PETA Calls For Jail Time And Psychiatric Intervention For Teens Who Killed Fawn

For Immediate Release:
8 January 2010


Contact:
Sam Glover 020 7357 9229, ext 229; [email protected]


Poole, Dorset – This morning, the London-based PETA Foundation sent an urgent letter to the district judge of Dorset Magistrates’ Court calling on him to sentence two 17-year-old boys to the maximum penalty and require them to undergo full psychological evaluations followed by mandatory counselling. The defendants, who for legal reasons have not been named publicly, were allegedly seen and heard laughing as they beat and stamped on a 2-day-old fawn who had a broken leg. The boys have been found guilty of intentionally killing a wild animal and are scheduled to be sentenced on 14 January.


“Anyone capable of this kind of violence poses a serious risk to humans and non-humans alike”, says PETA Foundation Education Manager Suzanne Barnard. “Communities should be deeply concerned when animal abusers are found in their midst. Research in psychology and criminology reveals a consistent pattern of cruelty to animals among people who perpetrate violence against other humans.”


The group enclosed with its letter an American Psychiatric Association report that identifies cruelty to animals as one of the diagnostic criteria for conduct disorders.

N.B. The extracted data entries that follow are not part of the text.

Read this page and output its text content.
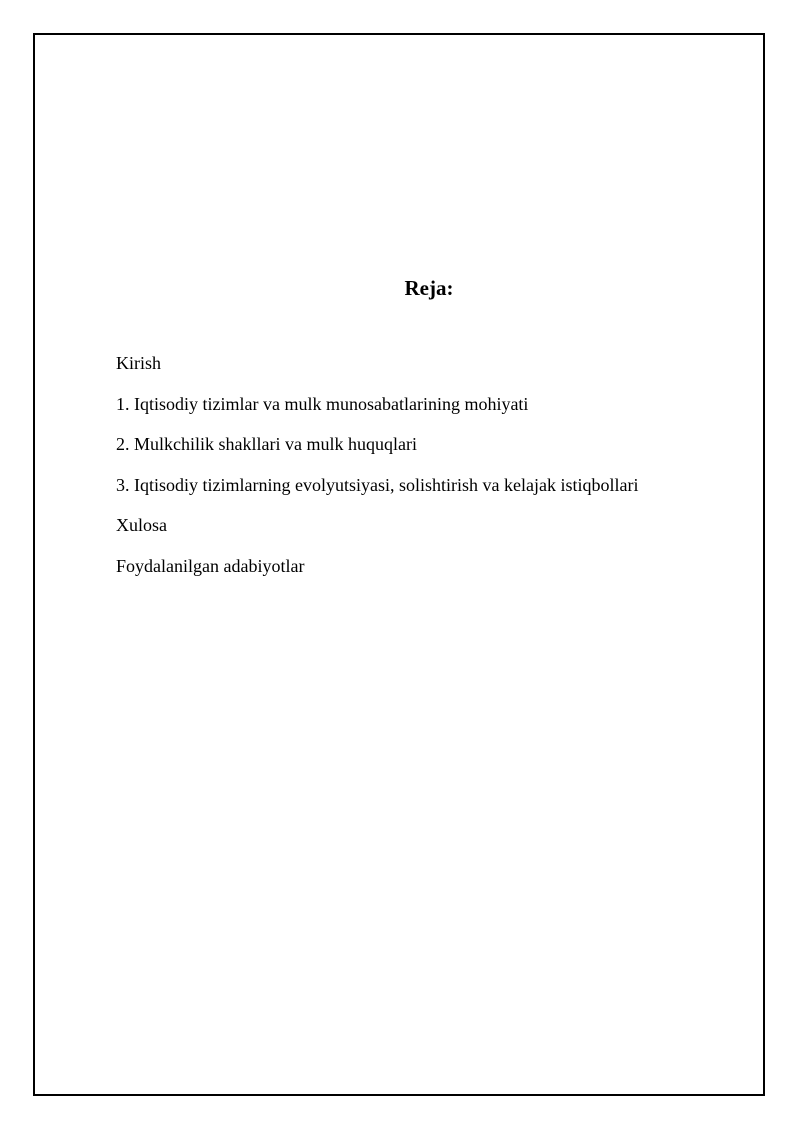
Reja:
Kirish
1. Iqtisodiy tizimlar va mulk munosabatlarining mohiyati
2. Mulkchilik shakllari va mulk huquqlari
3. Iqtisodiy tizimlarning evolyutsiyasi, solishtirish va kelajak istiqbollari
Xulosa
Foydalanilgan adabiyotlar
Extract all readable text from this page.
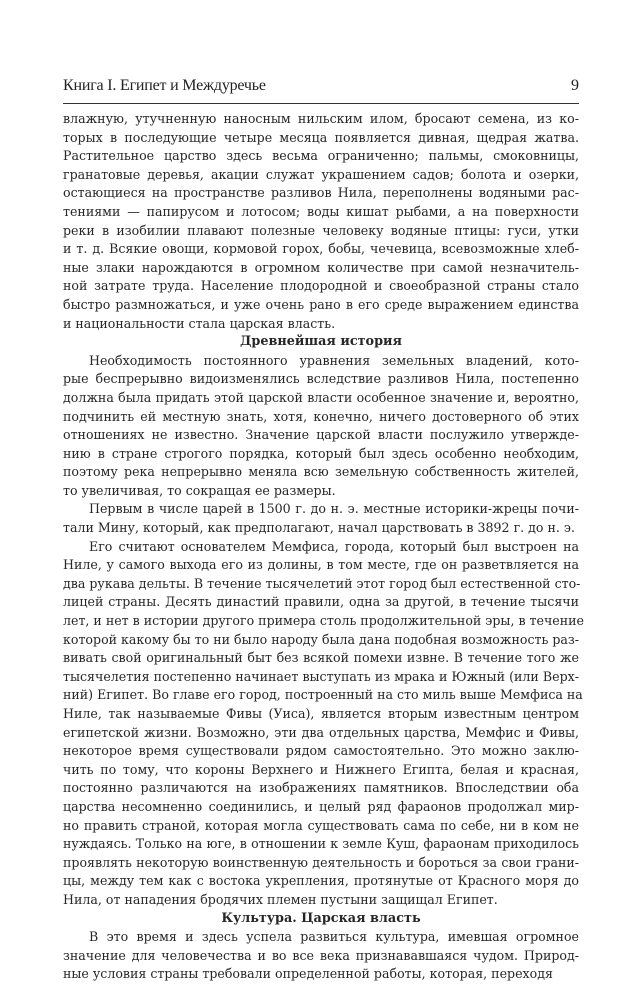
Книга I. Египет и Междуречье	9
влажную, утучненную наносным нильским илом, бросают семена, из ко-
торых в последующие четыре месяца появляется дивная, щедрая жатва.
Растительное царство здесь весьма ограниченно; пальмы, смоковницы,
гранатовые деревья, акации служат украшением садов; болота и озерки,
остающиеся на пространстве разливов Нила, переполнены водяными рас-
тениями — папирусом и лотосом; воды кишат рыбами, а на поверхности
реки в изобилии плавают полезные человеку водяные птицы: гуси, утки
и т. д. Всякие овощи, кормовой горох, бобы, чечевица, всевозможные хлеб-
ные злаки нарождаются в огромном количестве при самой незначитель-
ной затрате труда. Население плодородной и своеобразной страны стало
быстро размножаться, и уже очень рано в его среде выражением единства
и национальности стала царская власть.
Древнейшая история
Необходимость постоянного уравнения земельных владений, кото-
рые беспрерывно видоизменялись вследствие разливов Нила, постепенно
должна была придать этой царской власти особенное значение и, вероятно,
подчинить ей местную знать, хотя, конечно, ничего достоверного об этих
отношениях не известно. Значение царской власти послужило утвержде-
нию в стране строгого порядка, который был здесь особенно необходим,
поэтому река непрерывно меняла всю земельную собственность жителей,
то увеличивая, то сокращая ее размеры.
Первым в числе царей в 1500 г. до н. э. местные историки-жрецы почи-
тали Мину, который, как предполагают, начал царствовать в 3892 г. до н. э.
Его считают основателем Мемфиса, города, который был выстроен на
Ниле, у самого выхода его из долины, в том месте, где он разветвляется на
два рукава дельты. В течение тысячелетий этот город был естественной сто-
лицей страны. Десять династий правили, одна за другой, в течение тысячи
лет, и нет в истории другого примера столь продолжительной эры, в течение
которой какому бы то ни было народу была дана подобная возможность раз-
вивать свой оригинальный быт без всякой помехи извне. В течение того же
тысячелетия постепенно начинает выступать из мрака и Южный (или Верх-
ний) Египет. Во главе его город, построенный на сто миль выше Мемфиса на
Ниле, так называемые Фивы (Уиса), является вторым известным центром
египетской жизни. Возможно, эти два отдельных царства, Мемфис и Фивы,
некоторое время существовали рядом самостоятельно. Это можно заклю-
чить по тому, что короны Верхнего и Нижнего Египта, белая и красная,
постоянно различаются на изображениях памятников. Впоследствии оба
царства несомненно соединились, и целый ряд фараонов продолжал мир-
но править страной, которая могла существовать сама по себе, ни в ком не
нуждаясь. Только на юге, в отношении к земле Куш, фараонам приходилось
проявлять некоторую воинственную деятельность и бороться за свои грани-
цы, между тем как с востока укрепления, протянутые от Красного моря до
Нила, от нападения бродячих племен пустыни защищал Египет.
Культура. Царская власть
В это время и здесь успела развиться культура, имевшая огромное
значение для человечества и во все века признававшаяся чудом. Природ-
ные условия страны требовали определенной работы, которая, переходя
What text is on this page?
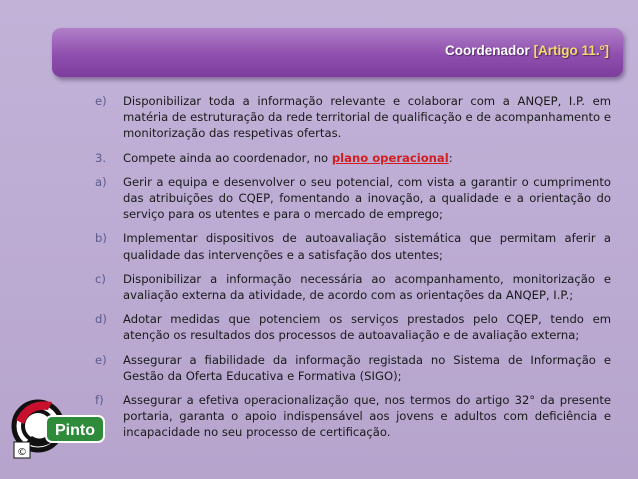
Coordenador [Artigo 11.º]
e) Disponibilizar toda a informação relevante e colaborar com a ANQEP, I.P. em matéria de estruturação da rede territorial de qualificação e de acompanhamento e monitorização das respetivas ofertas.
3. Compete ainda ao coordenador, no plano operacional:
a) Gerir a equipa e desenvolver o seu potencial, com vista a garantir o cumprimento das atribuições do CQEP, fomentando a inovação, a qualidade e a orientação do serviço para os utentes e para o mercado de emprego;
b) Implementar dispositivos de autoavaliação sistemática que permitam aferir a qualidade das intervenções e a satisfação dos utentes;
c) Disponibilizar a informação necessária ao acompanhamento, monitorização e avaliação externa da atividade, de acordo com as orientações da ANQEP, I.P.;
d) Adotar medidas que potenciem os serviços prestados pelo CQEP, tendo em atenção os resultados dos processos de autoavaliação e de avaliação externa;
e) Assegurar a fiabilidade da informação registada no Sistema de Informação e Gestão da Oferta Educativa e Formativa (SIGO);
f) Assegurar a efetiva operacionalização que, nos termos do artigo 32° da presente portaria, garanta o apoio indispensável aos jovens e adultos com deficiência e incapacidade no seu processo de certificação.
Pinto
©
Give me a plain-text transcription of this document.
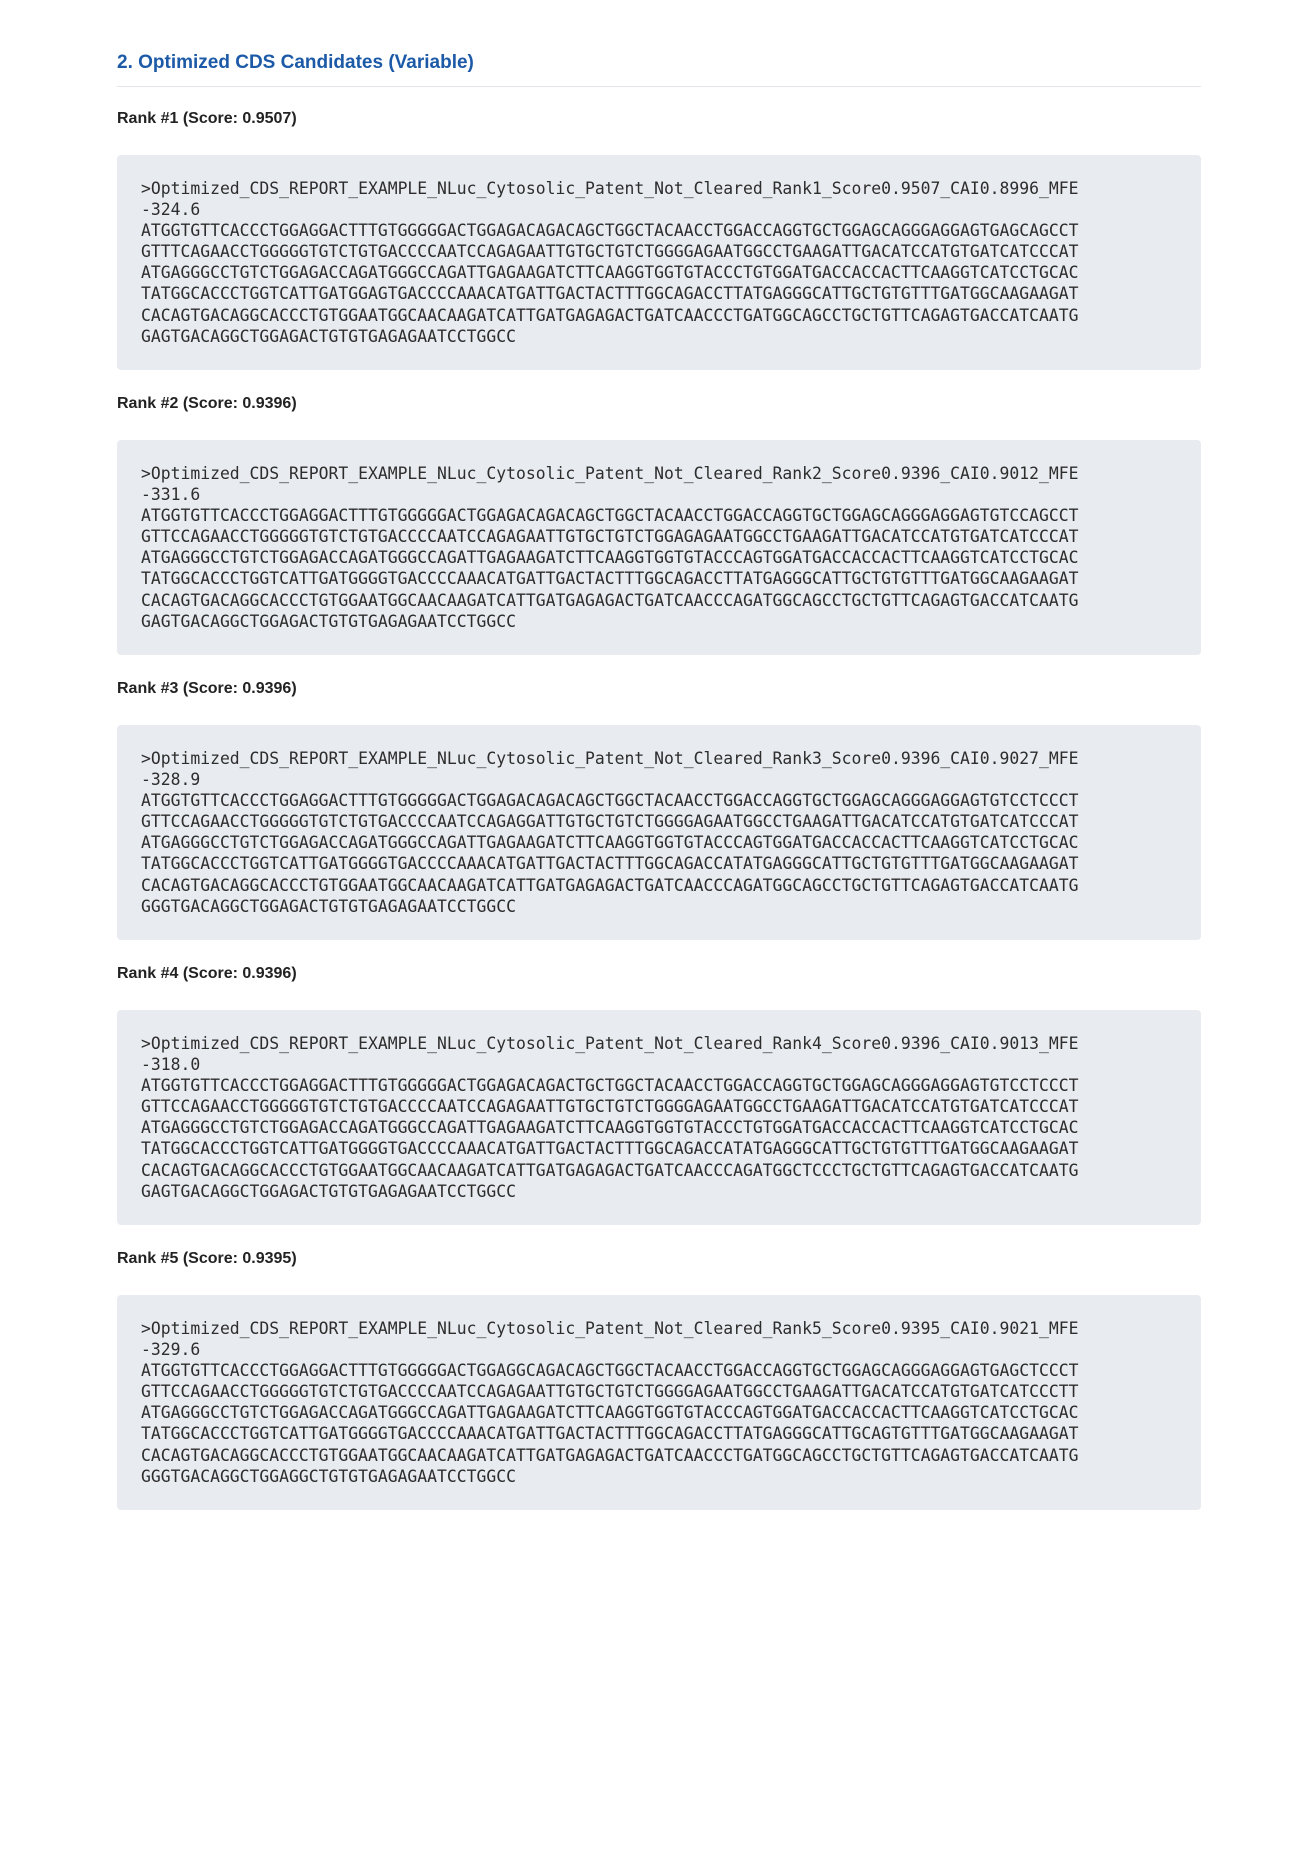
2. Optimized CDS Candidates (Variable)
Rank #1 (Score: 0.9507)
>Optimized_CDS_REPORT_EXAMPLE_NLuc_Cytosolic_Patent_Not_Cleared_Rank1_Score0.9507_CAI0.8996_MFE
-324.6
ATGGTGTTCACCCTGGAGGACTTTGTGGGGGACTGGAGACAGACAGCTGGCTACAACCTGGACCAGGTGCTGGAGCAGGGAGGAGTGAGCAGCCT
GTTTCAGAACCTGGGGGTGTCTGTGACCCCAATCCAGAGAATTGTGCTGTCTGGGGAGAATGGCCTGAAGATTGACATCCATGTGATCATCCCAT
ATGAGGGCCTGTCTGGAGACCAGATGGGCCAGATTGAGAAGATCTTCAAGGTGGTGTACCCTGTGGATGACCACCACTTCAAGGTCATCCTGCAC
TATGGCACCCTGGTCATTGATGGAGTGACCCCAAACATGATTGACTACTTTGGCAGACCTTATGAGGGCATTGCTGTGTTTGATGGCAAGAAGAT
CACAGTGACAGGCACCCTGTGGAATGGCAACAAGATCATTGATGAGAGACTGATCAACCCTGATGGCAGCCTGCTGTTCAGAGTGACCATCAATG
GAGTGACAGGCTGGAGACTGTGTGAGAGAATCCTGGCC
Rank #2 (Score: 0.9396)
>Optimized_CDS_REPORT_EXAMPLE_NLuc_Cytosolic_Patent_Not_Cleared_Rank2_Score0.9396_CAI0.9012_MFE
-331.6
ATGGTGTTCACCCTGGAGGACTTTGTGGGGGACTGGAGACAGACAGCTGGCTACAACCTGGACCAGGTGCTGGAGCAGGGAGGAGTGTCCAGCCT
GTTCCAGAACCTGGGGGTGTCTGTGACCCCAATCCAGAGAATTGTGCTGTCTGGAGAGAATGGCCTGAAGATTGACATCCATGTGATCATCCCAT
ATGAGGGCCTGTCTGGAGACCAGATGGGCCAGATTGAGAAGATCTTCAAGGTGGTGTACCCAGTGGATGACCACCACTTCAAGGTCATCCTGCAC
TATGGCACCCTGGTCATTGATGGGGTGACCCCAAACATGATTGACTACTTTGGCAGACCTTATGAGGGCATTGCTGTGTTTGATGGCAAGAAGAT
CACAGTGACAGGCACCCTGTGGAATGGCAACAAGATCATTGATGAGAGACTGATCAACCCAGATGGCAGCCTGCTGTTCAGAGTGACCATCAATG
GAGTGACAGGCTGGAGACTGTGTGAGAGAATCCTGGCC
Rank #3 (Score: 0.9396)
>Optimized_CDS_REPORT_EXAMPLE_NLuc_Cytosolic_Patent_Not_Cleared_Rank3_Score0.9396_CAI0.9027_MFE
-328.9
ATGGTGTTCACCCTGGAGGACTTTGTGGGGGACTGGAGACAGACAGCTGGCTACAACCTGGACCAGGTGCTGGAGCAGGGAGGAGTGTCCTCCCT
GTTCCAGAACCTGGGGGTGTCTGTGACCCCAATCCAGAGGATTGTGCTGTCTGGGGAGAATGGCCTGAAGATTGACATCCATGTGATCATCCCAT
ATGAGGGCCTGTCTGGAGACCAGATGGGCCAGATTGAGAAGATCTTCAAGGTGGTGTACCCAGTGGATGACCACCACTTCAAGGTCATCCTGCAC
TATGGCACCCTGGTCATTGATGGGGTGACCCCAAACATGATTGACTACTTTGGCAGACCATATGAGGGCATTGCTGTGTTTGATGGCAAGAAGAT
CACAGTGACAGGCACCCTGTGGAATGGCAACAAGATCATTGATGAGAGACTGATCAACCCAGATGGCAGCCTGCTGTTCAGAGTGACCATCAATG
GGGTGACAGGCTGGAGACTGTGTGAGAGAATCCTGGCC
Rank #4 (Score: 0.9396)
>Optimized_CDS_REPORT_EXAMPLE_NLuc_Cytosolic_Patent_Not_Cleared_Rank4_Score0.9396_CAI0.9013_MFE
-318.0
ATGGTGTTCACCCTGGAGGACTTTGTGGGGGACTGGAGACAGACTGCTGGCTACAACCTGGACCAGGTGCTGGAGCAGGGAGGAGTGTCCTCCCT
GTTCCAGAACCTGGGGGTGTCTGTGACCCCAATCCAGAGAATTGTGCTGTCTGGGGAGAATGGCCTGAAGATTGACATCCATGTGATCATCCCAT
ATGAGGGCCTGTCTGGAGACCAGATGGGCCAGATTGAGAAGATCTTCAAGGTGGTGTACCCTGTGGATGACCACCACTTCAAGGTCATCCTGCAC
TATGGCACCCTGGTCATTGATGGGGTGACCCCAAACATGATTGACTACTTTGGCAGACCATATGAGGGCATTGCTGTGTTTGATGGCAAGAAGAT
CACAGTGACAGGCACCCTGTGGAATGGCAACAAGATCATTGATGAGAGACTGATCAACCCAGATGGCTCCCTGCTGTTCAGAGTGACCATCAATG
GAGTGACAGGCTGGAGACTGTGTGAGAGAATCCTGGCC
Rank #5 (Score: 0.9395)
>Optimized_CDS_REPORT_EXAMPLE_NLuc_Cytosolic_Patent_Not_Cleared_Rank5_Score0.9395_CAI0.9021_MFE
-329.6
ATGGTGTTCACCCTGGAGGACTTTGTGGGGGACTGGAGGCAGACAGCTGGCTACAACCTGGACCAGGTGCTGGAGCAGGGAGGAGTGAGCTCCCT
GTTCCAGAACCTGGGGGTGTCTGTGACCCCAATCCAGAGAATTGTGCTGTCTGGGGAGAATGGCCTGAAGATTGACATCCATGTGATCATCCCTT
ATGAGGGCCTGTCTGGAGACCAGATGGGCCAGATTGAGAAGATCTTCAAGGTGGTGTACCCAGTGGATGACCACCACTTCAAGGTCATCCTGCAC
TATGGCACCCTGGTCATTGATGGGGTGACCCCAAACATGATTGACTACTTTGGCAGACCTTATGAGGGCATTGCAGTGTTTGATGGCAAGAAGAT
CACAGTGACAGGCACCCTGTGGAATGGCAACAAGATCATTGATGAGAGACTGATCAACCCTGATGGCAGCCTGCTGTTCAGAGTGACCATCAATG
GGGTGACAGGCTGGAGGCTGTGTGAGAGAATCCTGGCC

In fact, the US Federal Bureau of Investigation uses reports of crimes against animals to analyse the threat potential of suspected and known criminals.


Research shows that serial rapists and murderers often have backgrounds that include a history of cruelty to animals. Child-killers Mary Bell, Robert Thompson and Jon Venables, as well as serial murderers Ian Huntley, Thomas Hamilton, Fred West, Denis Nilsen, Ian Brady and Jeffrey Dahmer, all started on their paths to violence by deliberately harming animals.